EDITORIAL: Little flavour in salt debate
LIKE smoking, drinking in excess and driving while talking on the phone, eating too much salt is bad for our health.
The scientific and statistical research that motivates government efforts to reduce the negative effects these habits and lifestyle choices have on society is indisputable. Less clear, however, is whether direct state intervention is always justified, necessary, effective or even - when taken to extremes - legal.
Few would dispute these days that exercising the right to smoke should be banned by law in public buildings on the basis that lighting up infringes others' right to breathe fresh air. Similar arguments can be made for regulations preventing people from driving while drunk or using cellphones - individual rights can and should be limited when exercising them endangers others, and society should not be expected to carry the cost burden of individuals' poor lifestyle choices.
However, even if you exclude the issue of enforceability, there is also some merit to the position of those who oppose the excessive regulation of society. At what point does protecting people from secondhand smoke switch from legitimate concern over their health to an unjustified assault on smokers' rights, for instance? Is smelling smoke in an open-air stadium a genuine health risk, or a mere inconvenience? Similarly, it is highly debatable whether banning alcohol advertising would be effective as a means of reducing abuse, and therefore whether such draconian intervention is justified given the likely job losses.

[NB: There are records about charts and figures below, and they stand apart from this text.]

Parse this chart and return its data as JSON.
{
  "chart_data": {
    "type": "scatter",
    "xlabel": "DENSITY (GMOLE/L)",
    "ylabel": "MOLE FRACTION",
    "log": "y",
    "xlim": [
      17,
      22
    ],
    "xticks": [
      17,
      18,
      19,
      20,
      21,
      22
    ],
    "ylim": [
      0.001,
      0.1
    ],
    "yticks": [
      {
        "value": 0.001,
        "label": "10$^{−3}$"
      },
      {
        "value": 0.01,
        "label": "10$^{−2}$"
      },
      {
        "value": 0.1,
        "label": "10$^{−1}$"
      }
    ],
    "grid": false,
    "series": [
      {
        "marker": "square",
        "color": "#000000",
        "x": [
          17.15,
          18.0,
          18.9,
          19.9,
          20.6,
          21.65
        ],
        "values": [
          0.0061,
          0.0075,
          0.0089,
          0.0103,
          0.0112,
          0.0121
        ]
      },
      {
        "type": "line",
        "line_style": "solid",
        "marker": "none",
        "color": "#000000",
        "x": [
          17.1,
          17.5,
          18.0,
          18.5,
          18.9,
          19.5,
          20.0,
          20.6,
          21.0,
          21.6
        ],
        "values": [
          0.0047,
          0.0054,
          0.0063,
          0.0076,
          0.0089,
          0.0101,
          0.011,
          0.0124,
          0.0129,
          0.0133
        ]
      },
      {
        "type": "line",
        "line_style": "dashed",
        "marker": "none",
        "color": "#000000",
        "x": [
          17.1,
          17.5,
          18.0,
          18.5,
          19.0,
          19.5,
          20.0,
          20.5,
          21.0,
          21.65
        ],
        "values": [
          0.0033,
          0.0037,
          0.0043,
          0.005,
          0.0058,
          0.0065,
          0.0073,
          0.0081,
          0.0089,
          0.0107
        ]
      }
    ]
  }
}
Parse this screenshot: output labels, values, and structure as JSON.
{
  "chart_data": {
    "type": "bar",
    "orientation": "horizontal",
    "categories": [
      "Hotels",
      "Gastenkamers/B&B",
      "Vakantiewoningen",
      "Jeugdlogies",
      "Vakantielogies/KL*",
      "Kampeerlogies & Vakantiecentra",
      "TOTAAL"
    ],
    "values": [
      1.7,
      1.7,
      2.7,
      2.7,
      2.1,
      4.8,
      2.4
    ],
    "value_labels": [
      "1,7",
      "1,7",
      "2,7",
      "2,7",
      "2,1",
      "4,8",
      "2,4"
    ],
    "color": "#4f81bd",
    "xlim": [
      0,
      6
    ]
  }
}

The question of salt intake is more complex, since it is only partly a matter of individual choice. We opt to smoke, drink or answer a ringing phone, but are not always in a position to decide - or even notice - how much salt the food we buy contains. And imposing limits on the salt content of processed foods, as the government is now set to do, does not necessary limit choice since individuals remain free to add salt to their meals should they so wish.
The deciding factor should perhaps be the fact that there is little opposition to the move by the formal food sector, although it will bear much of the compliance burden. This may in part be because the big multinational companies have already gone through this process in the developed world, so it actually might be easier for them to conform to the same standards in South Africa.
It has also been suggested that the bigger companies would prefer government regulation to a voluntary arrangement because all food producers, big and small, would then be on the same playing field.